Don't Take No Plywood Flat Screens
Ready or Not, Controversial Product Safety Website Goes Live

P.T. Barnum is widely credited (but not by all) for stating, "There's a sucker born every minute."

Proof positive is the poor sap in Jacksonville, FL, who almost coughed up $500 for a sheet of plywood, masqueraded in shrink wrap to resemble a 50-inch flat screen TV.

According to  First Coast News, the near victim was approached by two men offering him a great deal on the "TV." The scammers not only included LG graphics that would come with a new TV, they also included a remote control packaged in bubble wrap. As it turned out, even the remote was fake. It was cardboard wrapped in black tape.

So tempted by this "street deal," the man invited the scammers bring the "TV" into his home so he could plug it in. From their the deal unraveled but the crooks got away.
The Jacksonville Sheriff's Office told First Coast News that it had not heard of any similar cases.

The department obviously does not subscribe to the Woodworking Network Update.
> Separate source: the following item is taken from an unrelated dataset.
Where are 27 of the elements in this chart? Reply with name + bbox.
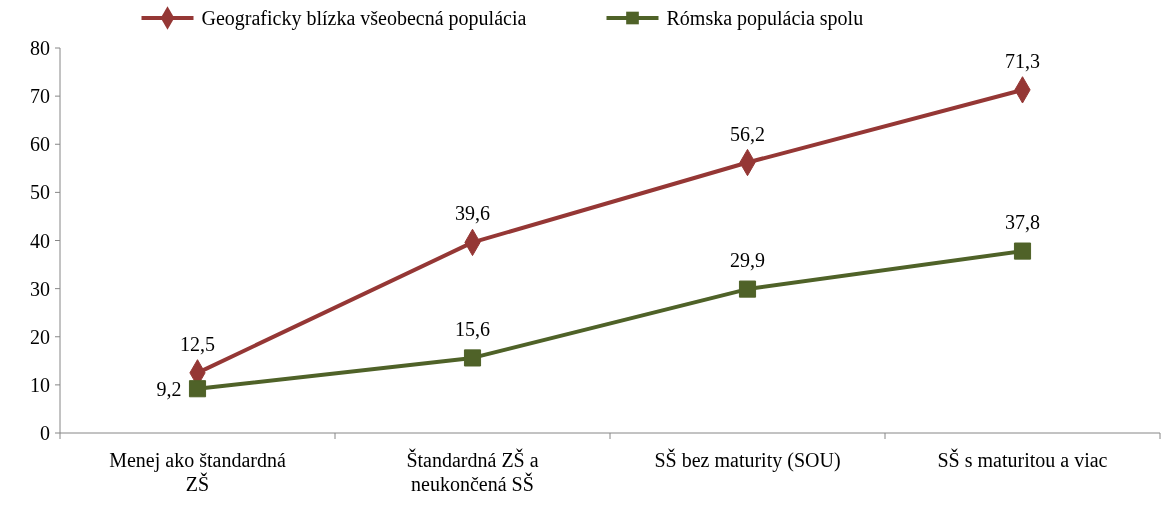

Last August, WWN reported that two men were arrested in La Porte, IN, for trying to sell plywood disguised as a flat-screen TVs at a gas station for as little at $200 each.

Plywood TVS Not the Only TV Con
It would appear that plywood has just the right thickness and mass desired by con men to throw the gullible for a loop.

But it also would appear that plywood can be substituted for such scams.

The Oakland Tribune reported in August 2009 about a man who tried to sell a Sony 37-inch flat screen TV for the bargain price of $100 that was in reality a glass oven door.

The man was arrested by San Leandro police, who told the newspaper that the con man was working a variation of the "old rocks in the box" scam.

I guess it just goes to show you that if you a deal outside the local Best Buy or Walmart seems too good to be true, it probably is.

I might add: Six hundred channels and not a thing to watch. Maybe staring at a sheet of plywood isn't so bad afterall.